It’s a wild and wonderful universe out there, and new development studio Typhoon Studios has brought a fascinating, twisted, demented version of it to life in their debut game, Journey to the Savage Planet. Their team is filled with big names like Alex Hutchinson, former creative director at Ubisoft who worked on Far Cry 4 and Assassin’s Creed 3, and studio co-founder and executive producer Reid Schneider, whose past credits include work on Batman: Arkham Origins and the Splinter Cell series.
Schneider described the game to us as an “earnest comedy” and the comedy of Journey to the Savage Planet is evident from the moment your robotic assistant (who is a dead ringer for the English voice of robot Tetsuko from the anime series Super Milk Chan) begins cheerily describing the atmosphere of the planet, which is apparently “devoid of all intelligent life,” despite clearly being filled with highly-advanced technology.
The visual design of Journey to the Savage Planet is incredibly striking, with a bold, bright, and surreal color palate bathing the flora and fauna of this strange, distant world with bright neon. While your main character has a blaster, it’s not especially powerful. It’s smarter to try and figure out how to take out your foes with brains over brawn.
The map is littered with adorable, mawkish puffer birds with giant eyes, who must be fed into an organic meat grinder to progress through many of the game’s branching pathways. You will kill adorable creatures, and you will feel terrible about it as they explode into a writhing mass of green goo, and your personal robotic assistant seems to laugh it all off.
There’s a fascinating verticality to the world of this game. Many sections of the demo had three, four, or more intersecting levels with bridges, platforms, grapple points, and cliff faces blended together with careful attention to detail.
Journey to the Savage Planet is a tough game to demo in an hour, as players are unleashed into the world and are free to explore the entire game area to the best of their ability. While there are some mission paths you can follow, executive producer Schneider emphasised that the game would allow players to create their own comic adventure.
Creatures called Pikemanders were among the most ferocious foes we were able to tackle, as they curl into spinning roly-polies and charge at your character. In a fun combat puzzle, players have to target the glowing bulbous growth on the pink lizards’ tail in order to kill them and unlock the quest item they’re tied to.

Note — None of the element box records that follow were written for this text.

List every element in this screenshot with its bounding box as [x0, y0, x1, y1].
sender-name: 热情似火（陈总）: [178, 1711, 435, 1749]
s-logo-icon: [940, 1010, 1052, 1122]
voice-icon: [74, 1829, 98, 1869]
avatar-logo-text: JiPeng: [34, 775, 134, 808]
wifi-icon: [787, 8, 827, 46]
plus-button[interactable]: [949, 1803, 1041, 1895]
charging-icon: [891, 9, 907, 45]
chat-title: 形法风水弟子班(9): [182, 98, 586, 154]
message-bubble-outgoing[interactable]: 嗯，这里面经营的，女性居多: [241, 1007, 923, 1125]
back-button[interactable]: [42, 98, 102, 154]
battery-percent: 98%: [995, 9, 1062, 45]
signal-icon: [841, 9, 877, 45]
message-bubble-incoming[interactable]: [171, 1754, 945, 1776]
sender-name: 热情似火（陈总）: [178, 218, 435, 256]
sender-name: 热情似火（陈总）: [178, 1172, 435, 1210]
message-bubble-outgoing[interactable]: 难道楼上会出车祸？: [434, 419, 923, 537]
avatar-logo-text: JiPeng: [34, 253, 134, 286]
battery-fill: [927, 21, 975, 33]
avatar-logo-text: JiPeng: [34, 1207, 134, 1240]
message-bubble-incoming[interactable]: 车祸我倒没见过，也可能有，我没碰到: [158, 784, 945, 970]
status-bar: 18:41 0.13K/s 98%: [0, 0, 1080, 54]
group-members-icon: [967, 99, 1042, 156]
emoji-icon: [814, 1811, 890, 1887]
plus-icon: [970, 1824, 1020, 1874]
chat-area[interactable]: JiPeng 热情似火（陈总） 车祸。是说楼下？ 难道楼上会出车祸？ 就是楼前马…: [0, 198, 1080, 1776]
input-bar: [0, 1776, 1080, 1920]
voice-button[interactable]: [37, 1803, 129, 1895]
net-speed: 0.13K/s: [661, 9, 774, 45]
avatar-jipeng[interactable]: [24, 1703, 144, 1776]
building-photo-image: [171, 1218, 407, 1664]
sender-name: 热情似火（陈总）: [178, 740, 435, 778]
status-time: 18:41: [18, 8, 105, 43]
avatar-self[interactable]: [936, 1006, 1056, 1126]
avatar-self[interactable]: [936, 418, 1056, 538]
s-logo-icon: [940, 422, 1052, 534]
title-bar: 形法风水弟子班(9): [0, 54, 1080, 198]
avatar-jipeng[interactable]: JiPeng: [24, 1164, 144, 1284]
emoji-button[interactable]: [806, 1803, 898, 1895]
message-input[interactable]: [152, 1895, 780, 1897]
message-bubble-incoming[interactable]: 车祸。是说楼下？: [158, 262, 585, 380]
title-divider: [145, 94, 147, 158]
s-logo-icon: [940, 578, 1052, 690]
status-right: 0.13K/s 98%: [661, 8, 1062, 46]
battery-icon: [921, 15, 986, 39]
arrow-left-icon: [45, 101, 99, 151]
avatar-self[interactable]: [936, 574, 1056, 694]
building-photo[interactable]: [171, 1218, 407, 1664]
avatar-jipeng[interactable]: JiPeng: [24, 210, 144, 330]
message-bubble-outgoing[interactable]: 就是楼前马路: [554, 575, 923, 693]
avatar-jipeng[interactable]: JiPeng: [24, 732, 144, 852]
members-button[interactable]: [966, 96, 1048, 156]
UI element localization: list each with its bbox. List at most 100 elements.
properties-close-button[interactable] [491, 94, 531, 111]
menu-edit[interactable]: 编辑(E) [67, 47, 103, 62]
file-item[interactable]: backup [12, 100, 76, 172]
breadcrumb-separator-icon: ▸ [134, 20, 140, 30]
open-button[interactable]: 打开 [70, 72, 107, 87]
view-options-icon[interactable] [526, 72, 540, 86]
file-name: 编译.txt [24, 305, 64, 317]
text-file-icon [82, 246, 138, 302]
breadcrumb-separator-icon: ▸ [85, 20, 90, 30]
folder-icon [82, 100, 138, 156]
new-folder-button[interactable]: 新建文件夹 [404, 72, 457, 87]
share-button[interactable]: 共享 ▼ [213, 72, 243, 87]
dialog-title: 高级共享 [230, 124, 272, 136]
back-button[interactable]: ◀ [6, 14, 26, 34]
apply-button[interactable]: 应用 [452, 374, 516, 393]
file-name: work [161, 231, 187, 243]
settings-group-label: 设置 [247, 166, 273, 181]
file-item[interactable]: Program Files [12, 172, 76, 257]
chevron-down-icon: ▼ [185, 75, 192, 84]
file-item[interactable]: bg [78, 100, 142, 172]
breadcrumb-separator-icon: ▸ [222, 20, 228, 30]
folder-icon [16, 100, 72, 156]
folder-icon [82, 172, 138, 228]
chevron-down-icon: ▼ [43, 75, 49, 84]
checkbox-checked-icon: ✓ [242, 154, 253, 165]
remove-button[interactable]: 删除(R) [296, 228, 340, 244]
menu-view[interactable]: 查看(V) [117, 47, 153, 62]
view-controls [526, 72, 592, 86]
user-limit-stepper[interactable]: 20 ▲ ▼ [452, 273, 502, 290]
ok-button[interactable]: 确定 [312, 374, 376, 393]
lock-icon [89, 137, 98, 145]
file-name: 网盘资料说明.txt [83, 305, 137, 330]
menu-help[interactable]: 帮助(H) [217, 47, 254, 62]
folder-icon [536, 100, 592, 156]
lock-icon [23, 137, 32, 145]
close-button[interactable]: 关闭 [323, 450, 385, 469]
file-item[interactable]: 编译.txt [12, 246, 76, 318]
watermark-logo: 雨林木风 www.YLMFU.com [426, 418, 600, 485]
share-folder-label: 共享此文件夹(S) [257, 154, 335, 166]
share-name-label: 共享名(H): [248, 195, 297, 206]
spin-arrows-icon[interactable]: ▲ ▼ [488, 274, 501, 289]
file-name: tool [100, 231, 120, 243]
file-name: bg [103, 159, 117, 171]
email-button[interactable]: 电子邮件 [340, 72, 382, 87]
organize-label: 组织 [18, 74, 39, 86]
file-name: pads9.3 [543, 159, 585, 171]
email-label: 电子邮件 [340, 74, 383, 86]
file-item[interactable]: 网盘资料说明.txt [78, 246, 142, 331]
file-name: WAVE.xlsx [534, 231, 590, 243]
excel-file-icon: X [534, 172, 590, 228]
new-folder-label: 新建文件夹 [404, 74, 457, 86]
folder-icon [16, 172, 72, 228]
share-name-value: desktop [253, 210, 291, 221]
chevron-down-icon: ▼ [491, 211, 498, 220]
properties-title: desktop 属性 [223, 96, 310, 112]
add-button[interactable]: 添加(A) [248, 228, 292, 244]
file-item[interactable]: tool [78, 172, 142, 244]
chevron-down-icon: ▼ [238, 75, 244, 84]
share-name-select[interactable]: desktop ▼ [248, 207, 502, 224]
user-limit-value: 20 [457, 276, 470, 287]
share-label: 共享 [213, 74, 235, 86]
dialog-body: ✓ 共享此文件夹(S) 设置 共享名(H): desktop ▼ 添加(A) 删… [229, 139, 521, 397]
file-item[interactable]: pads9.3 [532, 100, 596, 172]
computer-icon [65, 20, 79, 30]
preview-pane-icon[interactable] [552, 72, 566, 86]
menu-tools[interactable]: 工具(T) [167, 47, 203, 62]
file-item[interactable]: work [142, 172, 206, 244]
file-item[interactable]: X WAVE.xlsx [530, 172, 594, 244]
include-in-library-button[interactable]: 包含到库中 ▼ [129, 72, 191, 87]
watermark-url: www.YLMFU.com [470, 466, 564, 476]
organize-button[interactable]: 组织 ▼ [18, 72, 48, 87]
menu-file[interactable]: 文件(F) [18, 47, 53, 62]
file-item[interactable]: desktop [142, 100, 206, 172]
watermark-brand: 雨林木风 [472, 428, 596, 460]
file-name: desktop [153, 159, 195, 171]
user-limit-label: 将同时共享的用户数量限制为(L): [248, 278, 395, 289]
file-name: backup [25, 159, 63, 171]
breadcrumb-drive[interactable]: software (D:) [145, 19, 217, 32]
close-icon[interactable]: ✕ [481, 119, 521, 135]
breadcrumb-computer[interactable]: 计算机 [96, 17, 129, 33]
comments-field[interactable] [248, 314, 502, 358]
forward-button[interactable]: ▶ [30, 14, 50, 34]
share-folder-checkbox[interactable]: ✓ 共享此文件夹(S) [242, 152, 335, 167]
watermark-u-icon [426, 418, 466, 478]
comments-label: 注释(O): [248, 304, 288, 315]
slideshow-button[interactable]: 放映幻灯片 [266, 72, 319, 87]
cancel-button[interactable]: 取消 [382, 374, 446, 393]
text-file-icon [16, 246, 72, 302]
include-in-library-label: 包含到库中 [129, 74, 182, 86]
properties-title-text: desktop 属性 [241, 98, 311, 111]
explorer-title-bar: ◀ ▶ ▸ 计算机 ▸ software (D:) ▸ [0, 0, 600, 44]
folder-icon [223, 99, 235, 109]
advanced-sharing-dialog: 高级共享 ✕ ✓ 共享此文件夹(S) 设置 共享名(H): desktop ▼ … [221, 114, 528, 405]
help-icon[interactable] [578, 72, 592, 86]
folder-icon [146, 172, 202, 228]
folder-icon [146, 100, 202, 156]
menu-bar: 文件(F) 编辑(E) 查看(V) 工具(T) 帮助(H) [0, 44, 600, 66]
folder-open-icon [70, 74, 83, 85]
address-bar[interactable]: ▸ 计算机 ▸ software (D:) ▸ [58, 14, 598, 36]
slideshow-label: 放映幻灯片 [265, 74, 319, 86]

There’s a heavy focus on platforming here, and it actually feels really good. Platforming in the first-person always sounds unappealing because the limitation on camera perspective and movement, but Journey to the Savage Planet avoids that by presenting clearly laid out and generous platforms combined with slick movement options.
And while we’re on movement: it’s a big focus for the team at Typhoon. Playing the game, we could slide, double, triple, and even quadruple-jump, grapple, sprint, and jet across the map with a really awesome sense of fluidity. The controls mesh really well to create a gameplay style that feels like a smart fusion of Mirror’s Edge parkour, No Man’s Sky resource gathering and scanning, and Bioshock plasmid-style abilities.
I was able to catch up with a senior creative lead on the team for a short interview, which we’ll be publishing as a companion piece to our Journey to the Savage Planet E3 coverage. Until then, keep an eye out for Journey to the Savage Planet in early 2020.